What do we know?
One or two memories ago, I fell in love. Butterflies in my belly, heads in the clouds. I promised forever, and I was promised the same, but what did we know? We make too many promises for people who don’t know so much.
I used to say that I would never cry for love and that my heart could never handle heartbreak, but what did I know? I did not know that love could break your heart in many unbelievable pieces but that your heart will always heal again. It doesn’t matter if there are scars that still hurt occasionally. Scars are reminders, not the absence of healing.
I once wrote my 5-year and 10-year plans on a sheet of paper. I said that by 24, I wanted two cars in my name — one for my mother and one for me. I also wanted to work in a reputable organization and have a beautiful man waiting for me at the end of the day in our home, but what did I know? I did not realize that sometimes, all you have at 25 is a good sense of humor, and even that is sometimes questionable (this is too specific, tsk)

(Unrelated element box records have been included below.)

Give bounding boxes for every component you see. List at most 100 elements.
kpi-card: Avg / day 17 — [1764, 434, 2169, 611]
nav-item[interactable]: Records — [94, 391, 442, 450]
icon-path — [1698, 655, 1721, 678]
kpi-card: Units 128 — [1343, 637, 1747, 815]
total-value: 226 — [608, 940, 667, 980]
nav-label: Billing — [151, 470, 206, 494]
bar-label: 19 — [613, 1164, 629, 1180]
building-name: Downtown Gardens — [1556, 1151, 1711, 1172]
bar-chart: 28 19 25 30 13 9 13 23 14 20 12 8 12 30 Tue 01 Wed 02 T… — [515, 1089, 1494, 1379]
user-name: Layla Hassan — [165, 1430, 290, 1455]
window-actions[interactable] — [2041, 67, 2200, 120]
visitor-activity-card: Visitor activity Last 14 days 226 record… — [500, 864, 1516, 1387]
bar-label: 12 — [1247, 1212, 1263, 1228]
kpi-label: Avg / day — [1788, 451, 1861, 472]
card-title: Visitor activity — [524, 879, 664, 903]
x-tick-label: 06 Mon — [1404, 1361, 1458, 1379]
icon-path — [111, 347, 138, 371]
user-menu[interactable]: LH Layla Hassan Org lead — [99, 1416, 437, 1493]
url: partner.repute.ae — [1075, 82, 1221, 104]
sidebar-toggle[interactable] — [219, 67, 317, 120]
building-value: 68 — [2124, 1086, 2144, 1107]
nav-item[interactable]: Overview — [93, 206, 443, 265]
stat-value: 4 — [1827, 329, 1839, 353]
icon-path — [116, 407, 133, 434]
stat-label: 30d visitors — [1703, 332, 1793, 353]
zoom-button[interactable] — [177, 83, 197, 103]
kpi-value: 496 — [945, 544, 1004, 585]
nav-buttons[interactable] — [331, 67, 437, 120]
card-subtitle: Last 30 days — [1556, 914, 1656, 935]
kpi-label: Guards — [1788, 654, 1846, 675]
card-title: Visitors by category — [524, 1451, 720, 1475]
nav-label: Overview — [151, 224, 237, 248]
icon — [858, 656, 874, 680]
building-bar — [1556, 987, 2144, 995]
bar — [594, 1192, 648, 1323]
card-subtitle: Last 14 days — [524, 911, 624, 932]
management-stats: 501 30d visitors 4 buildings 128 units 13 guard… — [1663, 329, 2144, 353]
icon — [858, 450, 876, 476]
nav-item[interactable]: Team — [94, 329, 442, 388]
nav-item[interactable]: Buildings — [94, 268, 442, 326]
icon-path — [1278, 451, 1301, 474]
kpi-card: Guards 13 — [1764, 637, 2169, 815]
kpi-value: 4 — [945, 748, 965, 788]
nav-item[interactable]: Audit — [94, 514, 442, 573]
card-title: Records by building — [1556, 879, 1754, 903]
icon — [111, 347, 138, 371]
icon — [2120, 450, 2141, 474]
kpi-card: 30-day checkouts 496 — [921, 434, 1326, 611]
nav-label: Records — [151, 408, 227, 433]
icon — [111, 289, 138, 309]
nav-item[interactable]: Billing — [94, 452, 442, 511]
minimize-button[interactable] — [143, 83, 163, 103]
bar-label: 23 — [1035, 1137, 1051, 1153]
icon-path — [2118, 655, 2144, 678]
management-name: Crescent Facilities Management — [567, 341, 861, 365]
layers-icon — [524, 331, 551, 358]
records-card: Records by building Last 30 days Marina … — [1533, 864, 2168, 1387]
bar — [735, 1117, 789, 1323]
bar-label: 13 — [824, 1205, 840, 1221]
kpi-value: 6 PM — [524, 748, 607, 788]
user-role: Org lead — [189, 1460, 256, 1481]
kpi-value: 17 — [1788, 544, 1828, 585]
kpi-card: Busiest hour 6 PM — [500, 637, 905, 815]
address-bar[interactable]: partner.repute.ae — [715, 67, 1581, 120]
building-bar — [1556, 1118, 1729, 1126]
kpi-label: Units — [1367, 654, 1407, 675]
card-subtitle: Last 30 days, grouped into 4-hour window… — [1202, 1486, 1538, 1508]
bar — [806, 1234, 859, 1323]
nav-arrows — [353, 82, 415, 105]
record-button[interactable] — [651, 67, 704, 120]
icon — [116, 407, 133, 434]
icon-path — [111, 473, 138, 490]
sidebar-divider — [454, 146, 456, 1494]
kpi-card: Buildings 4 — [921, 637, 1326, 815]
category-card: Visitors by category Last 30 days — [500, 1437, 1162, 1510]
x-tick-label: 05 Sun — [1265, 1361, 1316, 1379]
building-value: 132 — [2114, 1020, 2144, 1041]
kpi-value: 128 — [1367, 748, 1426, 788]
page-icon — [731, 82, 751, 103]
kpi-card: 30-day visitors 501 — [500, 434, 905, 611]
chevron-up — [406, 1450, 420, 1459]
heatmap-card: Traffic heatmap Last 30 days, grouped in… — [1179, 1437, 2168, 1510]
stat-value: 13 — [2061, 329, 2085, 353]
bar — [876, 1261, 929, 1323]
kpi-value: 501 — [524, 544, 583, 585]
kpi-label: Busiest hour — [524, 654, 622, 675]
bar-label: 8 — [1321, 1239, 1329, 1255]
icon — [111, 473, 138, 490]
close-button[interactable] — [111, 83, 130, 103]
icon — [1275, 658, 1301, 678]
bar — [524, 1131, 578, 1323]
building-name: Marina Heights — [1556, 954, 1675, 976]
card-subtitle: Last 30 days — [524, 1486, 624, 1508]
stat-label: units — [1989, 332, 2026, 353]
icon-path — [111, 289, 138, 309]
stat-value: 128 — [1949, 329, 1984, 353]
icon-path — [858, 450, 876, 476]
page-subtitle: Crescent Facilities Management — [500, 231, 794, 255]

When asked about the kind of person I was, I always replied that I was a good person. I didn’t hold grudges, was never jealous, and never hurt people, especially those I love. Silly me. What did I know? Over the years, I have held grudges, not because I wanted to but because sometimes it took time to process pain, process feelings, and dissect whether what I felt was hate, hurt, or both.
Sometimes, jealousy creeps up on me like a thief in the night and chokes me till all my emotions melt and pour out as tears. I have hurt people unintentionally and intentionally, especially those I love. I also realized that I am not exactly a good person. It’s a shocking realization that makes me even more grateful for salvation.
I think that even though we act really confident sometimes, we are still human in the end. We are treasures, but we are in jars of clay, this makes us frail. I think we really don’t know, and we mistake hope for knowledge, but it’s okay, I guess. Hope is better anyway.